At the other end, Tamim was more or less his equal in terms of run-scoring. Zimbabwe toiled for nearly 30 overs as the two piled on the runs, but it finally had the breakthrough when Sikandar Raza deceived Kayes in flight and had him stumped. Tamim was dismissed in the same fashion shortly thereafter for a 98-ball 73, Graeme Cremer prompting him out of the crease to claim his scalp. And when Mushfiqur Rahim (28) followed suit three overs later, Zimbabwe had something of an opening, with Bangladesh on 190 for 3.
Thereafter, Mahmudullah led a solo charge even as wickets fell at the other end. Cremer dismissed Liton Das for 17, and then took two catches at point off Luke Jongwe in the same over to send back Sabbir Rahman and Nasir Hossain.
All the while, Mahmudullah was on a scoring spree. There was real danger of Bangladesh wasting its good foundation, but Mahmudullah smashed five fours and a six in a rapid 40-ball 52, capitalising on a reprieve he got when he was on 32. He had walked assuming he was run out, but replays confirmed Regis Chakabva, the Zimbabwe wicketkeeper, had dislodged the bails before receiving the ball. Mahmudullah was called back.
He was eventually dismissed in the final over, run out legally this time, his efforts having helped Bangladesh to a total that eventually proved too much for Zimbabwe.

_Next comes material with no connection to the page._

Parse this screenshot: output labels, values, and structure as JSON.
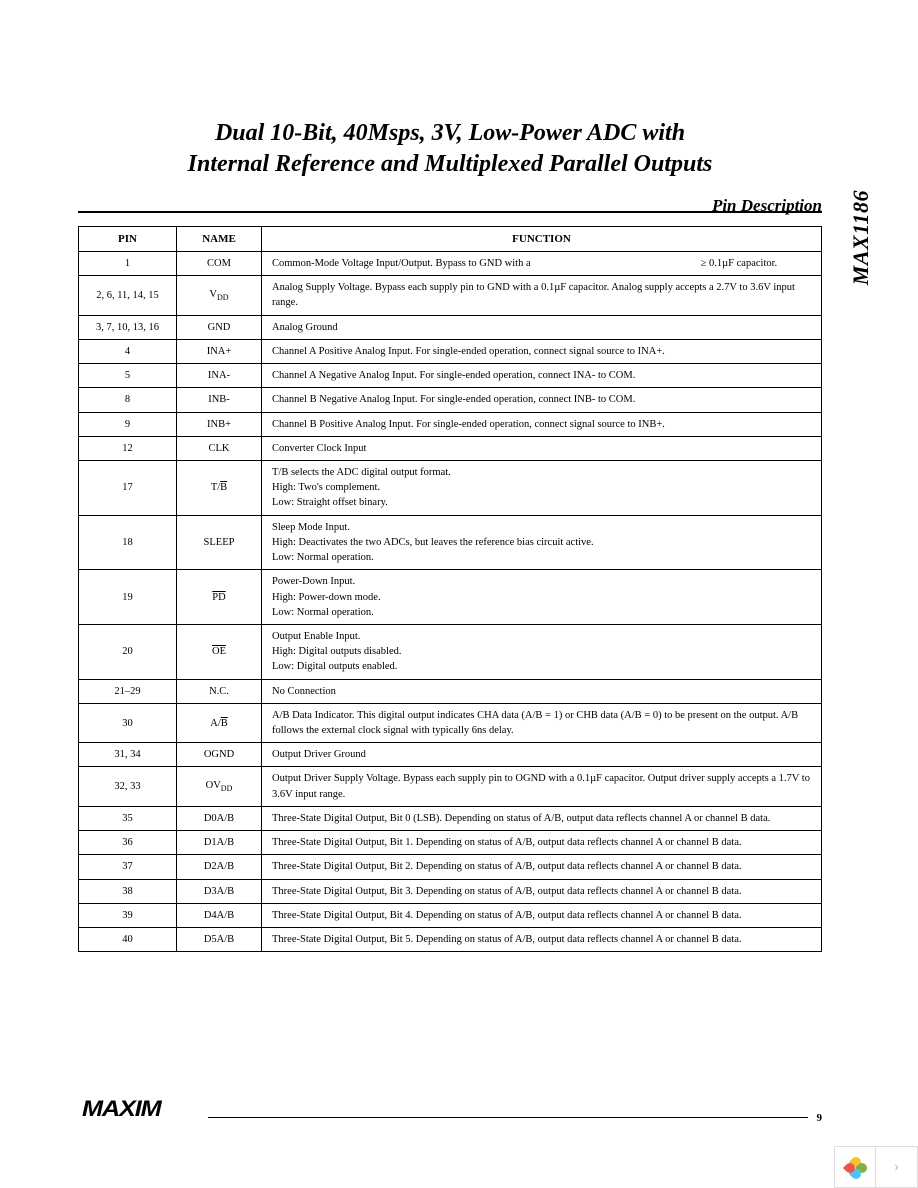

The visitor did put up a fight, especially given its batting problems over the past few series. But its start was jittery. Chamu Chibhabha was dismissed in the very first over, and though Chakabva and Craig Ervine put on a 39-run stand for the second wicket to steady the innings, the two fell in quick succession to leave Zimbabwe tottering at 47 for 3.

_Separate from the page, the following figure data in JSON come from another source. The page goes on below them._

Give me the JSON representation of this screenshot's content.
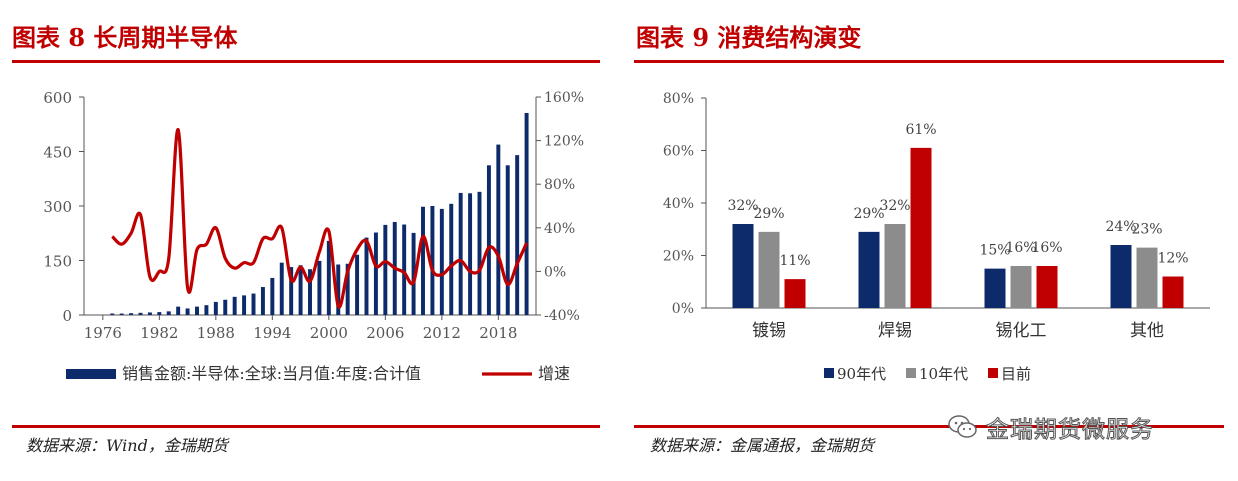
{
  "left": {
    "title": "图表 8 长周期半导体",
    "source": "数据来源：Wind，金瑞期货"
  },
  "right": {
    "title": "图表 9 消费结构演变",
    "source": "数据来源：金属通报，金瑞期货"
  },
  "watermark": {
    "text": "金瑞期货微服务",
    "icon": "wechat-icon"
  },
  "chart_data": [
    {
      "type": "bar",
      "x_tick_labels": [
        "1976",
        "1982",
        "1988",
        "1994",
        "2000",
        "2006",
        "2012",
        "2018"
      ],
      "x": [
        1977,
        1978,
        1979,
        1980,
        1981,
        1982,
        1983,
        1984,
        1985,
        1986,
        1987,
        1988,
        1989,
        1990,
        1991,
        1992,
        1993,
        1994,
        1995,
        1996,
        1997,
        1998,
        1999,
        2000,
        2001,
        2002,
        2003,
        2004,
        2005,
        2006,
        2007,
        2008,
        2009,
        2010,
        2011,
        2012,
        2013,
        2014,
        2015,
        2016,
        2017,
        2018,
        2019,
        2020,
        2021
      ],
      "series": [
        {
          "name": "销售金额:半导体:全球:当月值:年度:合计值",
          "type": "bar",
          "axis": "left",
          "color": "#0d2b6b",
          "values": [
            4,
            4,
            5,
            6,
            7,
            8,
            10,
            23,
            18,
            23,
            27,
            36,
            42,
            50,
            54,
            59,
            77,
            102,
            144,
            132,
            137,
            126,
            149,
            204,
            139,
            141,
            166,
            213,
            227,
            248,
            256,
            249,
            226,
            298,
            300,
            292,
            306,
            336,
            335,
            339,
            412,
            469,
            412,
            440,
            556
          ]
        },
        {
          "name": "增速",
          "type": "line",
          "axis": "right",
          "color": "#c00000",
          "values": [
            32,
            25,
            35,
            52,
            -5,
            0,
            12,
            130,
            -15,
            20,
            25,
            40,
            12,
            3,
            8,
            8,
            30,
            30,
            40,
            -8,
            4,
            -9,
            18,
            37,
            -32,
            0,
            20,
            28,
            5,
            9,
            3,
            -1,
            -10,
            32,
            1,
            -3,
            5,
            10,
            0,
            1,
            22,
            14,
            -12,
            7,
            26
          ]
        }
      ],
      "yleft": {
        "ticks": [
          "0",
          "150",
          "300",
          "450",
          "600"
        ],
        "ylim": [
          0,
          600
        ]
      },
      "yright": {
        "ticks": [
          "-40%",
          "0%",
          "40%",
          "80%",
          "120%",
          "160%"
        ],
        "ylim": [
          -40,
          160
        ]
      },
      "xlim": [
        1974,
        2022
      ],
      "legend_position": "bottom"
    },
    {
      "type": "bar",
      "categories": [
        "镀锡",
        "焊锡",
        "锡化工",
        "其他"
      ],
      "series": [
        {
          "name": "90年代",
          "color": "#0d2b6b",
          "values": [
            32,
            29,
            15,
            24
          ],
          "labels": [
            "32%",
            "29%",
            "15%",
            "24%"
          ]
        },
        {
          "name": "10年代",
          "color": "#8c8c8c",
          "values": [
            29,
            32,
            16,
            23
          ],
          "labels": [
            "29%",
            "32%",
            "16%",
            "23%"
          ]
        },
        {
          "name": "目前",
          "color": "#c00000",
          "values": [
            11,
            61,
            16,
            12
          ],
          "labels": [
            "11%",
            "61%",
            "16%",
            "12%"
          ]
        }
      ],
      "y_ticks": [
        "0%",
        "20%",
        "40%",
        "60%",
        "80%"
      ],
      "ylim": [
        0,
        80
      ],
      "legend_position": "bottom"
    }
  ]
}
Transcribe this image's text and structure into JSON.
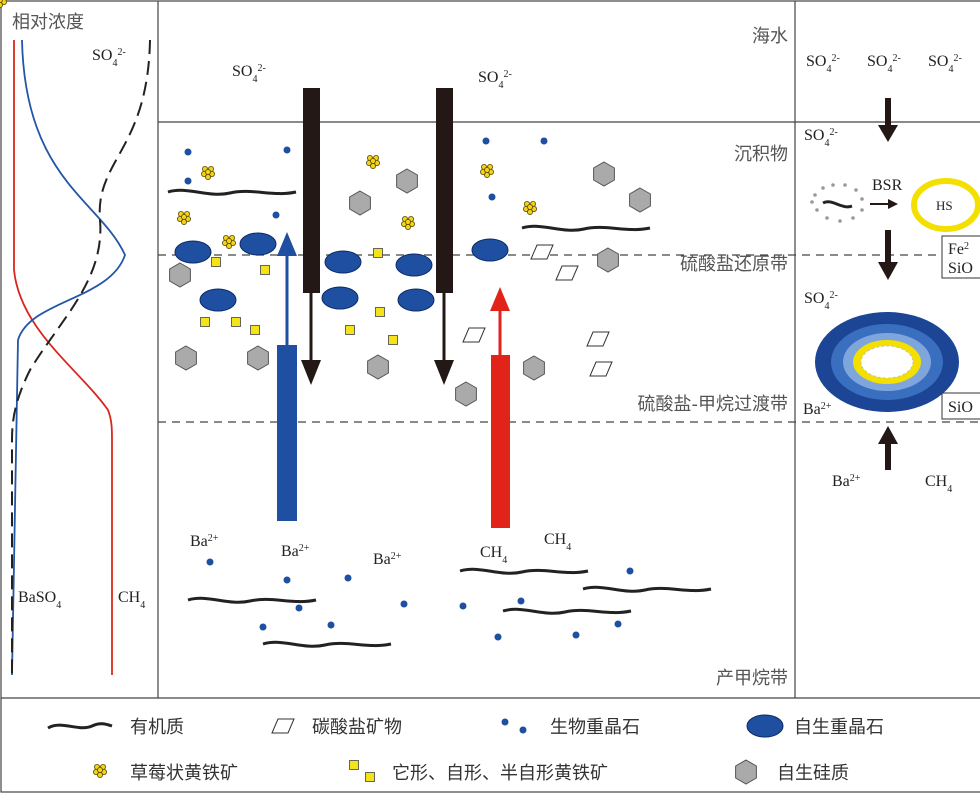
{
  "concentration_panel": {
    "title": "相对浓度",
    "so4": {
      "base": "SO",
      "sub": "4",
      "sup": "2-"
    },
    "baso4": {
      "base": "BaSO",
      "sub": "4"
    },
    "ch4": {
      "base": "CH",
      "sub": "4"
    }
  },
  "zones": {
    "seawater": "海水",
    "sediment": "沉积物",
    "sulfate_reduction": "硫酸盐还原带",
    "smtz": "硫酸盐-甲烷过渡带",
    "methanogenic": "产甲烷带"
  },
  "profile_labels": [
    {
      "base": "SO",
      "sub": "4",
      "sup": "2-"
    },
    {
      "base": "SO",
      "sub": "4",
      "sup": "2-"
    },
    {
      "base": "Ba",
      "sup": "2+"
    },
    {
      "base": "Ba",
      "sup": "2+"
    },
    {
      "base": "Ba",
      "sup": "2+"
    },
    {
      "base": "CH",
      "sub": "4"
    },
    {
      "base": "CH",
      "sub": "4"
    }
  ],
  "process_labels": [
    {
      "base": "SO",
      "sub": "4",
      "sup": "2-"
    },
    {
      "base": "SO",
      "sub": "4",
      "sup": "2-"
    },
    {
      "base": "SO",
      "sub": "4",
      "sup": "2-"
    },
    {
      "base": "SO",
      "sub": "4",
      "sup": "2-"
    },
    {
      "base": "BSR"
    },
    {
      "base": "HS"
    },
    {
      "base": "Fe",
      "sup": "2"
    },
    {
      "base": "SiO"
    },
    {
      "base": "SO",
      "sub": "4",
      "sup": "2-"
    },
    {
      "base": "Ba",
      "sup": "2+"
    },
    {
      "base": "SiO"
    },
    {
      "base": "Ba",
      "sup": "2+"
    },
    {
      "base": "CH",
      "sub": "4"
    }
  ],
  "legend": [
    "有机质",
    "碳酸盐矿物",
    "生物重晶石",
    "自生重晶石",
    "草莓状黄铁矿",
    "它形、自形、半自形黄铁矿",
    "自生硅质"
  ]
}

It was then that Williams and Chigumbura joined forces. Ahead of the match, Chigumbura had spoken of the need to “spend time in the middle adjust to the wicket”. And that is what they did. They associated for 80 runs for the fourth wicket, and though there were few boundaries – Chigumbura was the aggressor between the two – they rotated strike and ran the ones and twos well to keep the scoreboard moving on a healthy clip.
The breakthrough came out of nowhere. Sabbir sent in a quicker delivery, Chigumbura failed to connect with his whip and was bowled for a 47-ball 45. However, Malcolm Waller then did well to prevent a possible slide, and provided able support to Williams. The two had added 59 when Waller was sent back by Al-Amin Hossain for a 40-ball 32, his drive finding a fielder at cover.
Williams fell in the next over, miscuing one off Mashrafe Mortaza to depart for an 84-ball 64, and the sting was taken out of the chase. Mustafizur soon ran through the tail to complete a five-wicket haul, as Zimbabwe was bowled out in 43.3 overs.